A Toolkit for Intrusion Alerts Correlation based on Prerequisites and Consequences of Attacks

Abstract

Intrusion Detection has been studied for about twenty years. Intrusion Detection Systems (IDSs) are usually considered the second line of defense to protect against malicious activities along with the prevention-based security mechanisms such as authentication and access control. However, traditional IDSs have two major weaknesses. First, they usually focus on low-level attacks or anomalies, and raise alerts independently, though there may be logical connections between them. Second, there are a lot of false alerts reported by traditional IDSs, which are mixed with true alerts. Thus, the intrusion analysts or the system administrators are often overwhelmed by the volume of alerts.

Motivated by this observation, we propose a technique to construct high-level attack scenarios by correlating low-level intrusion alerts using their prerequisites and consequences. The prerequisite of an alert specifies what must be true in order for the corresponding attack to be successful, and the consequence describes what is possibly true if the attack indeed succeeds. We conjecture that the alerts being correlated together have a higher possibility to be true alerts than the uncorrelated ones. If this is true, through this correlation, not only can we construct the high-level attack scenarios, but also differentiate between true alerts and false alerts.

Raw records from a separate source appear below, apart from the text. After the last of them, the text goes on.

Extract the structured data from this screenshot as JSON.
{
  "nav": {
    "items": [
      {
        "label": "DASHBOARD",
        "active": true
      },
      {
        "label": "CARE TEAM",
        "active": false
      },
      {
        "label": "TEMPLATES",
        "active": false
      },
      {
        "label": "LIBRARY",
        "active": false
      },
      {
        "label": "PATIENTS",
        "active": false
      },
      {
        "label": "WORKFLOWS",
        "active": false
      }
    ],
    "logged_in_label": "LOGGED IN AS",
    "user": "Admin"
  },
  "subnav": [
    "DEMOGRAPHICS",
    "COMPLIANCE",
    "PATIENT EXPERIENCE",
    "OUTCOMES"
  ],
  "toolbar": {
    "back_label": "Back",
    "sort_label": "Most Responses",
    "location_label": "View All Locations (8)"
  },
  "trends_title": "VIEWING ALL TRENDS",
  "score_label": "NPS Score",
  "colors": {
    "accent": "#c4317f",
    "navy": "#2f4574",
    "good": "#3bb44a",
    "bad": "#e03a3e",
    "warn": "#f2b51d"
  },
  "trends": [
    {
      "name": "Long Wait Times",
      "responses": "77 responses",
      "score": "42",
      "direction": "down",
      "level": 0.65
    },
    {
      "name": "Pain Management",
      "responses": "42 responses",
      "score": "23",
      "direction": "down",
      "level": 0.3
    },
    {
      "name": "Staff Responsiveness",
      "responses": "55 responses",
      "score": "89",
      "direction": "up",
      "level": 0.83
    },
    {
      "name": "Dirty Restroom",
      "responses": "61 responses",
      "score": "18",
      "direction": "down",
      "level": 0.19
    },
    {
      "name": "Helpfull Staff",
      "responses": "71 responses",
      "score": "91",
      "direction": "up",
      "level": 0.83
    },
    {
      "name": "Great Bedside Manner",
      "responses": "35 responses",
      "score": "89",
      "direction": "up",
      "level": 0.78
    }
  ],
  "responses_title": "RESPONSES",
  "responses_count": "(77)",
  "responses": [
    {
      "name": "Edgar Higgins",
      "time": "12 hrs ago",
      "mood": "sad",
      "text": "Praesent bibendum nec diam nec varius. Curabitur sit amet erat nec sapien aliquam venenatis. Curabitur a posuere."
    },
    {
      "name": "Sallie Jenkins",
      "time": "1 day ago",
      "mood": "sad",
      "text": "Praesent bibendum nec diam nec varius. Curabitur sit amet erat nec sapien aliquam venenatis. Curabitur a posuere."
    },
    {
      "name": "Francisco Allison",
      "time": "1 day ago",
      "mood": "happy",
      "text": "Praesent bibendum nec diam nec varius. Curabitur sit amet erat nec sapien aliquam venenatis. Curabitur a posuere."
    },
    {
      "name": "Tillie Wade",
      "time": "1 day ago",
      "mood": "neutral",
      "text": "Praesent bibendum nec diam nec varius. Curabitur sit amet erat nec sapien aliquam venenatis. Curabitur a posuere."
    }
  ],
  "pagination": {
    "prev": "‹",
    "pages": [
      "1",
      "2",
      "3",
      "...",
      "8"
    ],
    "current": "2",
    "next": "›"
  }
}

In this thesis work, I implement an alert correlation tool based on this framework. It consists of the following components: a knowledge base, an alert preprocessor, an alert correlation engine and a graph output component. To further facilitate analysis of large amounts of intrusion alerts, I develop three utilities, namely adjustable graph reduction, focused analysis, and graph decomposition. I also perform a sequence of experiments to evaluate the aforementioned techniques using DARPA 2000 evaluation datasets and DEFCON 8 CTF dataset. The experimental results show that the proposed techniques are effective. First, we successfully construct attack scenarios behind the low-level alerts; Second, the false alert rates are significantly reduced after the attention is focused on alerts that are correlated with others; Third, the three utilities greatly reduce the complexity of the correlated alerts, while at the same time maintaining the structure of the correlated alerts.